What can we say about the Mazda MX-5 Miata that hasn't been said already? The lovable, lightweight convertible – now 30 years old in its current iteration – is as good
as ever. And for the 2019 model year, the punchier 2.0-liter engine makes it even better.
Our latest tester, a near-fully loaded 2019 Mazda Miata Club, gets that updated engine and then some. Riding on 17-inch BBS wheels, and wielding a retuned suspension, new Brembo brakes, and upgraded Recaro seats (all part of the package), this may be the sportiest Miata we've ever tested. But while enthusiasts will love this Miata for its impressive dynamics, the stiffer, pricier droptop could turn-off some traditional shoppers.
The Mighty Miata:
Jeff Perez, Senior Editor
Favorite Thing: So Much Fun
Least Favorite Thing: Loud On-Road
It took five minutes for me to fall in love with the Mazda Miata all over again, having not driven the current version since 2018. The 2.0-liter engine, now good for 181 horsepower and 151 pound-feet of torque (a 26 horse, three pound-foot increase over the pre-facelift 2018 model), gives the Miata more life, the slick six-speed manual shifts quickly, and when you fling this car into a corner it reacts with hilarious precision and composure. The way Mazda tuned this suspension borders on perfection; only the Toyota 86/Subaru BRZ rival the Miata in overall flingability.
But after a week with the soft-top Miata, it gets really tiring to drive every day. Specifically this model, which has the harsher suspension and bigger BBS wheels. The ride is rough, and the removable soft top does nothing to prevent wind, road, and tire noise from penetrating the cabin. Around town it's fine, but on the highway, the Miata is loud as hell. The hardtop RF model makes more sense if you do a lot of highway driving.

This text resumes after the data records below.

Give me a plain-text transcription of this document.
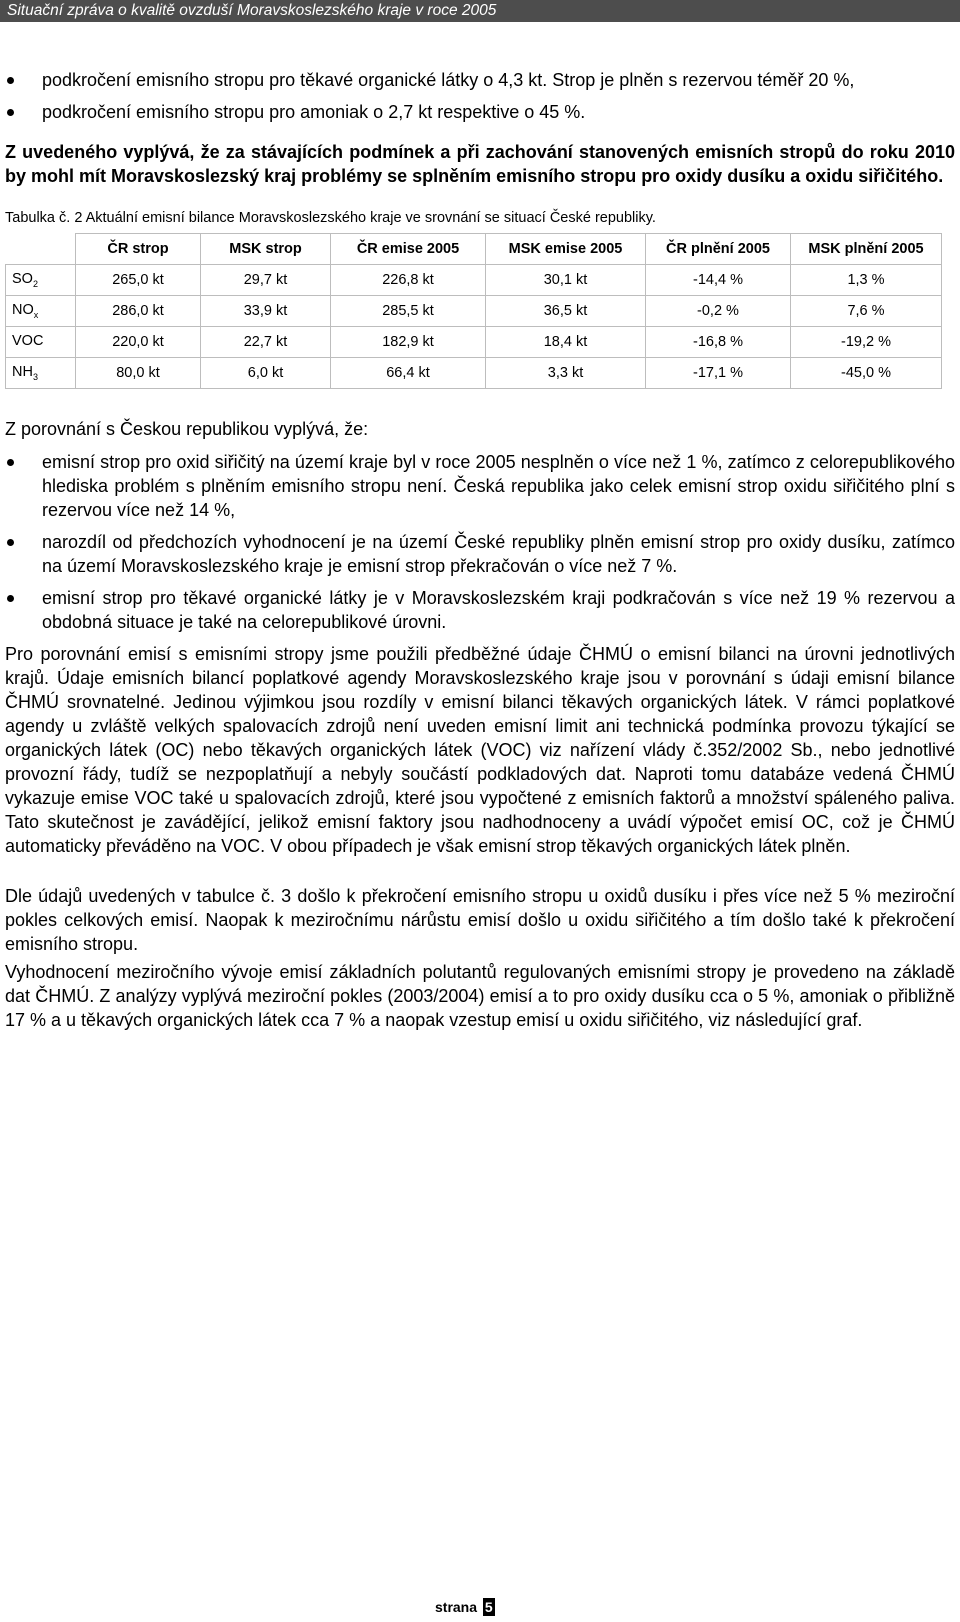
Situační zpráva o kvalitě ovzduší Moravskoslezského kraje v roce 2005
podkročení emisního stropu pro těkavé organické látky o 4,3 kt. Strop je plněn s rezervou téměř 20 %,
podkročení emisního stropu pro amoniak o 2,7 kt respektive o 45 %.

Z uvedeného vyplývá, že za stávajících podmínek a při zachování stanovených emisních stropů do roku 2010 by mohl mít Moravskoslezský kraj problémy se splněním emisního stropu pro oxidy dusíku a oxidu siřičitého.

Tabulka č. 2 Aktuální emisní bilance Moravskoslezského kraje ve srovnání se situací České republiky.

	ČR strop	MSK strop	ČR emise 2005	MSK emise 2005	ČR plnění 2005	MSK plnění 2005
$SO_2$	265,0 kt	29,7 kt	226,8 kt	30,1 kt	-14,4 %	1,3 %
$NO_x$	286,0 kt	33,9 kt	285,5 kt	36,5 kt	-0,2 %	7,6 %
VOC	220,0 kt	22,7 kt	182,9 kt	18,4 kt	-16,8 %	-19,2 %
$NH_3$	80,0 kt	6,0 kt	66,4 kt	3,3 kt	-17,1 %	-45,0 %

Z porovnání s Českou republikou vyplývá, že:

emisní strop pro oxid siřičitý na území kraje byl v roce 2005 nesplněn o více než 1 %, zatímco z celorepublikového hlediska problém s plněním emisního stropu není. Česká republika jako celek emisní strop oxidu siřičitého plní s rezervou více než 14 %,
narozdíl od předchozích vyhodnocení je na území České republiky plněn emisní strop pro oxidy dusíku, zatímco na území Moravskoslezského kraje je emisní strop překračován o více než 7 %.
emisní strop pro těkavé organické látky je v Moravskoslezském kraji podkračován s více než 19 % rezervou a obdobná situace je také na celorepublikové úrovni.

Pro porovnání emisí s emisními stropy jsme použili předběžné údaje ČHMÚ o emisní bilanci na úrovni jednotlivých krajů. Údaje emisních bilancí poplatkové agendy Moravskoslezského kraje jsou v porovnání s údaji emisní bilance ČHMÚ srovnatelné. Jedinou výjimkou jsou rozdíly v emisní bilanci těkavých organických látek. V rámci poplatkové agendy u zvláště velkých spalovacích zdrojů není uveden emisní limit ani technická podmínka provozu týkající se organických látek (OC) nebo těkavých organických látek (VOC) viz nařízení vlády č.352/2002 Sb., nebo jednotlivé provozní řády, tudíž se nezpoplatňují a nebyly součástí podkladových dat. Naproti tomu databáze vedená ČHMÚ vykazuje emise VOC také u spalovacích zdrojů, které jsou vypočtené z emisních faktorů a množství spáleného paliva. Tato skutečnost je zavádějící, jelikož emisní faktory jsou nadhodnoceny a uvádí výpočet emisí OC, což je ČHMÚ automaticky převáděno na VOC. V obou případech je však emisní strop těkavých organických látek plněn.

Dle údajů uvedených v tabulce č. 3 došlo k překročení emisního stropu u oxidů dusíku i přes více než 5 % meziroční pokles celkových emisí. Naopak k meziročnímu nárůstu emisí došlo u oxidu siřičitého a tím došlo také k překročení emisního stropu.

Vyhodnocení meziročního vývoje emisí základních polutantů regulovaných emisními stropy je provedeno na základě dat ČHMÚ. Z analýzy vyplývá meziroční pokles (2003/2004) emisí a to pro oxidy dusíku cca o 5 %, amoniak o přibližně 17 % a u těkavých organických látek cca 7 % a naopak vzestup emisí u oxidu siřičitého, viz následující graf.

strana 5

Clint Simone; Associate Editor, Video Producer
Favorite Thing: Driving It Hard
Least Favorite Thing: Too Tiny To Be Comfy
The five minutes it took for Jeff to fall in love again with the Miata seems too long. From the first moment behind the wheel of the MX-5, there’s immediate gratification that comes with how special this little car feels. Though great since its introduction in 2016, the MD Miata gets even better with its additional boost. And although 26 horsepower doesn’t sound like much, it makes a substantial difference here. Better yet, revving to redline in first and second gear won’t send you to jail, thanks to this car’s still-modest output. But the Miata’s best quality is how great it is even at six tenths; the short shifter, precise steering, and agile size make it a truly rewarding driver’s car. And while a convertible doesn’t appeal to everyone, the ability to manually drop the top in just a few seconds is a great option to have. This thing rules, and I would take one over an 86 or BRZ every day of the week.
But I wouldn’t drive it every day of the week. Just like your favorite dessert, the Miata is best consumed ever now and then, just not every day. Nothing about it is too intolerable, but there are enough little qualms that can be frustrating. The infotainment controller is too far back on the center console, the car is extremely noisy (even with the top up), and the Recaro seats beat you up during long stints. No sports car is perfect, and while there is absolutely space for one in my future garage, it would have to be parked next to a CX-5 daily.
Gabriel Vega, Contributing Editor
Favorite Thing: Exciting At Legal Speeds
Least Favorite Thing: Road Noise For Days
The Miata has an infectious charm that latches onto you the second you walk up to it. Although Mazda has tried its best to beef up the Club version with lip spoilers, big Brembo brakes, and those stunning BBS wheels, the design still looks cute and approachable. Having spent a considerable amount of time with the original NA generation, I was happy to learn that the current ND loses none of its original fun personality. As my colleagues mentioned, the best thing about driving the Miata is the ability to rev it out in between spotlights without risking spending a night in jail. Plus, this is one of the very last lightweight, manual, naturally aspirated true driver’s cars on sale today, which should help you better swallow its $30,190 asking price.
Unlike my aging colleagues, the Miata’s harsh ride would not be what stops me from daily driving it. Yes, the stiff suspension will jiggle any bit of holiday chunk your new year’s resolution has yet to take care of, and the Recaro seats will make your rear end go completely numb before you get to the office. But the biggest offender for me is road noise. Having a conversation inside of the Miata at highway speeds is a real chore, even with the top up. While its competitors like the Subaru BRZ and Toyota 86 aren’t exactly Rolls Royce-quiet, they are certainly more bearable. However, the incredible driving experience trumps any negative traits the Miata Club presents (many of which could be resolved by opting for the GT trim). In short, although a bit annoying in Club trim, the Miata still manages to be one of my favorite ways to get to work.